浅間温泉の「手仕事扱い処GALLERYゆこもり」(松本市浅間温泉3、TEL 0263-46-2066)で現在、陶芸家・田中一光さん(33)の個展「田中一光陶展III 茶器はじめ」が開催されている。
同ギャラリーでの個展は3回目。皿や鉢、カップなど定番の作品をはじめ、展示タイトルにもある茶器など約350点を展示する。田中さんの作品は鮮やかな青色が特徴。
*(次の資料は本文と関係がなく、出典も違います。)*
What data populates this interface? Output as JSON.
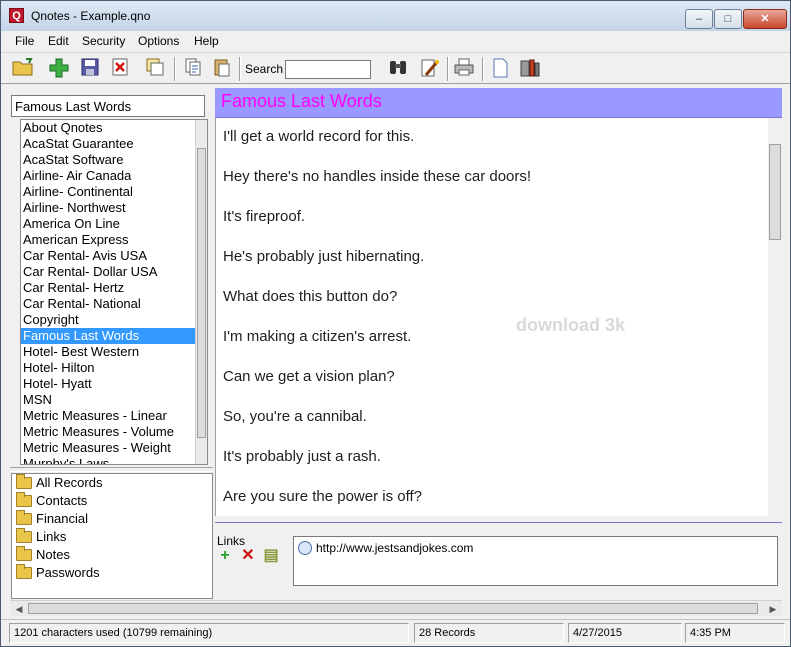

質感や濃さ、化粧土と釉薬(ゆうやく)の組み合わせ方などでバリエーションを持たせ、現在は12パターンの色展開で制作している。
「本格的に作るのは初めて」(田中さん)という茶道具は、茶わんをはじめ、抹茶を入れて茶席に持ち出すための器・薄器(うすき)や、茶席でお香をたくための香合などを展示する。青色と茶色が混ざった模様の茶わんは、単色展開の多い田中さんの作品群の中では珍しい一品。通常は混ぜてから使用する釉薬を、水と泥に分離した状態のまま作品を入れると、泥がついた部分のみ青色になり、つかなかった部分は地の土の色(茶色)になるという。「今までにないダイナミックなものができた」(田中さん)。
16日には、田中さんの茶器を使った茶席を企画。裏千家竹村茶道教室(安曇野市三郷)の竹村宗聡さんを招き、抹茶をたてた。竹村さんにアドバイスをもらいながら茶器を制作したという田中さん。竹村さんは「田中さんの茶わんは軽くて泡もたちやすい。他の道具もちょうどいい大きさ。これからもっと突き詰めて、さらに田中さんらしさが出る作品を作り続けてほしい」と笑顔で話した。
「定番になったものでも、常に『使いやすさ』を考えて制作している」と田中さん。「使っていて気持ちいいと思ってもらえる作品を作り続けていきたい」と今後の制作にも意欲をみせる。「茶道具は、お茶をやっていなくても触れられるいい機会なので、ぜひ気軽に足を運んでほしい」とも。
作品は販売も行う。皿=1,200円~、鉢=7,000円~、カップ=1400円~、抹茶茶わん=5,000円など。営業時間は土曜・日曜・祝日の10時~18時。10月31日まで。営業日は田中さんが在廊を予定している。